„Możesz to zostawić?!” – powiedziało dziecko do drugiego dziecka, gdy to drugie zbliżyło się do jego śnieżnej kuli utoczonej pod bałwana.
Ton tego zdania był taki, że za dzieckiem od razu pojawiło mi się wyobrażenie jego mamy lub taty i tego, co to zdanie temu dziecku może robić.
Dziecko odpędzone tym zdaniem potwierdziło to w 100%.
Komunikat zadziałał na nie, jak zachęta do zniszczenia kuli.
Włączyła się złość, mściwość, chęć zniszczenia, odwetu.

„Możesz to zostawić?” – jedno, wydawałoby się nieszkodliwe zdanie. Przekaz emocjonalny potężny.

Co może się za nim kryć? Może tylko „Nie Twoje nie ruszaj”, ale obstawiam bardziej: „Nie dotykaj, bo zepsujesz, bo to nie dla Ciebie”. Co Ty za tym słyszysz? Podziel się w komentarzu.

Jak dziecko może powiedzieć to inaczej?
„To moja kula. Nie chcę, żebyś się nią bawił”

A co może powiedzieć rodzic, zamiast „Możesz to zostawić?”
np. „To są materiały do pracy. Wolałabym, żeby leżały tu, gdzie leżą, bo mam poukładane tak jak potrzebuję. Nie chcę tego robić po raz kolejny.”
I dodać akceptację uczuć: „Ciekawi Cię, co to jest i do czego służy.
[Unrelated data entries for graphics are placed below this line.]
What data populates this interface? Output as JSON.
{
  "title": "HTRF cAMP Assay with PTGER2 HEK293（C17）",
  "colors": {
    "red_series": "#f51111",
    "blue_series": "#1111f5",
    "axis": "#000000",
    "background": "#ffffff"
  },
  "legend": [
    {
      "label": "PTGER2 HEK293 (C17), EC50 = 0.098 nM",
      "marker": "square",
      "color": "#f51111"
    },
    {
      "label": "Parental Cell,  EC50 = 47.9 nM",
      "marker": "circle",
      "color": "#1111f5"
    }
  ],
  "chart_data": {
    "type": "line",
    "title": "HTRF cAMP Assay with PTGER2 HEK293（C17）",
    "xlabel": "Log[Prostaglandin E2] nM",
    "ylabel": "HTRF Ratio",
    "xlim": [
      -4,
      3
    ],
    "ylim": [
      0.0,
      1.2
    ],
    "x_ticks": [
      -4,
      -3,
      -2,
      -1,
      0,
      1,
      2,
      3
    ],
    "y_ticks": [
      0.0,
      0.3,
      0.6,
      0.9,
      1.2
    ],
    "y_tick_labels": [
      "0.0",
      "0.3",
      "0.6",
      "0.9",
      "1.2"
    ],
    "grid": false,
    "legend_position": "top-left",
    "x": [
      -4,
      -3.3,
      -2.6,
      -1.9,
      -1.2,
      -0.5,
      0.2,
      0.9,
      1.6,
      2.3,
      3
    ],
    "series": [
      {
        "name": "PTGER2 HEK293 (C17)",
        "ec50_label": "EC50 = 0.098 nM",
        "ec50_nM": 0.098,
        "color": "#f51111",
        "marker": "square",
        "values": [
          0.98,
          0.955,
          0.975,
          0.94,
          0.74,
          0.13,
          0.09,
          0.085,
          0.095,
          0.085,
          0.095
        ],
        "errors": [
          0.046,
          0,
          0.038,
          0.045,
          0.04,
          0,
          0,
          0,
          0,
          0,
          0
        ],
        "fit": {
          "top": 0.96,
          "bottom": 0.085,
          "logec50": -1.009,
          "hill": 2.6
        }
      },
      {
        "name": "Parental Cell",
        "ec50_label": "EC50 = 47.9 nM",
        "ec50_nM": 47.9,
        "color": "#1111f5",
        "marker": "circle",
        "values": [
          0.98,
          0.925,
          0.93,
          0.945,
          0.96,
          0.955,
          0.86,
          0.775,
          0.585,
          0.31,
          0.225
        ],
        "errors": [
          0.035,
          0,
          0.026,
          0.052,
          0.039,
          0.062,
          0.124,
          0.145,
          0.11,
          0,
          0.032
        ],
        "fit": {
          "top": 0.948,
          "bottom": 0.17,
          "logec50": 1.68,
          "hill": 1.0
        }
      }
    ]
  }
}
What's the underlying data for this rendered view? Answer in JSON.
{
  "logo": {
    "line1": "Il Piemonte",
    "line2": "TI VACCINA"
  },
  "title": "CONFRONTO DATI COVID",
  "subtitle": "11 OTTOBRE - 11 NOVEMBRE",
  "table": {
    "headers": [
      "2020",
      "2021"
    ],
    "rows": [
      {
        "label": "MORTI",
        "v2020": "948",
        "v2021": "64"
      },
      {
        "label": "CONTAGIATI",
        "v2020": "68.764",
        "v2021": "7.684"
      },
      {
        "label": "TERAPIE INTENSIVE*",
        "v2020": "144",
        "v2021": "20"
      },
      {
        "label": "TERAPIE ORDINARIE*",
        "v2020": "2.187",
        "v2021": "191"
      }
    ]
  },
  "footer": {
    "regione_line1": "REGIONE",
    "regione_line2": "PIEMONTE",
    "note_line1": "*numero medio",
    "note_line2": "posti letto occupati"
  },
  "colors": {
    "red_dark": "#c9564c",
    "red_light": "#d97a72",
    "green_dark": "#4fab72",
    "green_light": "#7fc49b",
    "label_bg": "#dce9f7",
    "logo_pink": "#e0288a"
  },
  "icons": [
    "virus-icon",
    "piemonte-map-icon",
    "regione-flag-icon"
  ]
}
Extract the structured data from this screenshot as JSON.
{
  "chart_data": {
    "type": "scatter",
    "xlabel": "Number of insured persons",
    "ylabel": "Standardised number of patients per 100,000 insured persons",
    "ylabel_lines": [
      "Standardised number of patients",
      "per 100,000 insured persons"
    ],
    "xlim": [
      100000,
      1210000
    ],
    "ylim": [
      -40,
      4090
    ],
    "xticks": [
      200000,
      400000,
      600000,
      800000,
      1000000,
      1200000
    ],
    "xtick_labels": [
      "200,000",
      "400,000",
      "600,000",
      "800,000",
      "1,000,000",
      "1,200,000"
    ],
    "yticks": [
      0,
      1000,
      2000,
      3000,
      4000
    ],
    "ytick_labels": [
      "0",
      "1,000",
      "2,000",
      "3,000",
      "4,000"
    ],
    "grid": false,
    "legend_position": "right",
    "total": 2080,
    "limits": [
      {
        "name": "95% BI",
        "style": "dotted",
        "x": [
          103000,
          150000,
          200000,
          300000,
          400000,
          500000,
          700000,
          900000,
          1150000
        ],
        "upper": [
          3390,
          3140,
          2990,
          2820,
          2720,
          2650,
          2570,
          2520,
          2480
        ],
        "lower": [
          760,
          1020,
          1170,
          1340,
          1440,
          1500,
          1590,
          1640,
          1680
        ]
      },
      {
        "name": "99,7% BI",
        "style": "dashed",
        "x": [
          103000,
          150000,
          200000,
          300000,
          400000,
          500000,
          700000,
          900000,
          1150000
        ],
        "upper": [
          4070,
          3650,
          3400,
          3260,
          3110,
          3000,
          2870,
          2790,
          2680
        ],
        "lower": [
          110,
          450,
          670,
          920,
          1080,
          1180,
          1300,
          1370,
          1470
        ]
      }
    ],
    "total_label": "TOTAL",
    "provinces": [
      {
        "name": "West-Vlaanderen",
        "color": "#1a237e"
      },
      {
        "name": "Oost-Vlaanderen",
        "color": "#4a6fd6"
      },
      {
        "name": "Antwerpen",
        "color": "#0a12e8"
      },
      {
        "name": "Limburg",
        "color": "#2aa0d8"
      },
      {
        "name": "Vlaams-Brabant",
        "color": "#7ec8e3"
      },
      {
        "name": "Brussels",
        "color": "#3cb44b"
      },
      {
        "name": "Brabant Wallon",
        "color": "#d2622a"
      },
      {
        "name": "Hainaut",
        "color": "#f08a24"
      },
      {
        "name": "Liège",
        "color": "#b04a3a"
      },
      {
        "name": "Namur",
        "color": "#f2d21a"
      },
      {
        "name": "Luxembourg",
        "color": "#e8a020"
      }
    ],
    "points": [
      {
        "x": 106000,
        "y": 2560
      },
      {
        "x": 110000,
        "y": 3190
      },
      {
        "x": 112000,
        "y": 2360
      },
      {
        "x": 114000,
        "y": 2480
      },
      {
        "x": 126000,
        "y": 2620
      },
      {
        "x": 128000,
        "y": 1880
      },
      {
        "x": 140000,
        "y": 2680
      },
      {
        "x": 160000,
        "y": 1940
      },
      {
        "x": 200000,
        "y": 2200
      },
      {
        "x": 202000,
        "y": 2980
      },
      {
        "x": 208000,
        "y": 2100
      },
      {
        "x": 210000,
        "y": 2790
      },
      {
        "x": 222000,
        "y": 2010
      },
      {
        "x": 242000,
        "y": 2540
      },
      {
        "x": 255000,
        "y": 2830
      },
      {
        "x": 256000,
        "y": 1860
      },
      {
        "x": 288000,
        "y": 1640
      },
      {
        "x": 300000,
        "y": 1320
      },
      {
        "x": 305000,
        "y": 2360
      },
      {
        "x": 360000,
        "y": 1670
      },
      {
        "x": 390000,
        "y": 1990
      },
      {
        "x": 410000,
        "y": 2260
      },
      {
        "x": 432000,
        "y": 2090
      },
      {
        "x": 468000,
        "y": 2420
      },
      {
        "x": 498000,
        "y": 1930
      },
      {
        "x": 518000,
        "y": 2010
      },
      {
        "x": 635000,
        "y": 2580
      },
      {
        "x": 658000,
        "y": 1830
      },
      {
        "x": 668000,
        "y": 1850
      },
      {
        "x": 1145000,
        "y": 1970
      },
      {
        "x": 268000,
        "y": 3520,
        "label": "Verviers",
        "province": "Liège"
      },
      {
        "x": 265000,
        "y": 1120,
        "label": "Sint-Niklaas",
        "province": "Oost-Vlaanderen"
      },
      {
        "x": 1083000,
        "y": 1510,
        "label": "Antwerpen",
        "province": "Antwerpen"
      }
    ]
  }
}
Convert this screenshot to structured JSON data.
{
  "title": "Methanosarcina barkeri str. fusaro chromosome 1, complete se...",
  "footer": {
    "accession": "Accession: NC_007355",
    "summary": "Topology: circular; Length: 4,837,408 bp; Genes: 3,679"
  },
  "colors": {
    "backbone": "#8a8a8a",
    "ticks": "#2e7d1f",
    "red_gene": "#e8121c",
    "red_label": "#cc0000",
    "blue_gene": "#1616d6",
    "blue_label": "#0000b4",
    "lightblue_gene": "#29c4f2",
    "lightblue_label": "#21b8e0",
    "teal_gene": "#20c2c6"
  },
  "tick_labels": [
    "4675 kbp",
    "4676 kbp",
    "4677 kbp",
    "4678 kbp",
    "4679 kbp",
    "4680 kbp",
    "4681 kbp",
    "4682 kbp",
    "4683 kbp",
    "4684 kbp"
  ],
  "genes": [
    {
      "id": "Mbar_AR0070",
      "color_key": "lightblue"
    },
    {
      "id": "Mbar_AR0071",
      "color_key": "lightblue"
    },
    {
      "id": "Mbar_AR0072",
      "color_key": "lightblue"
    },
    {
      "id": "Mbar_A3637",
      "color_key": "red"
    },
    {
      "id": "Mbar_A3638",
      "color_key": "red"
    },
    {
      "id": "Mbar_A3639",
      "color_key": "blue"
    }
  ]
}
Chcesz zobaczyć.”
I tu można pokazać na własnych zasadach.

Z każdą rzeczą, której nie chcemy, aby dziecko ruszało – podobnie, czyli powiedzieć, co to jest i dlaczego nie chcemy, żeby dziecko ruszało, zaakceptować ciekawość i zaproponować obejrzenie na naszych zasadach.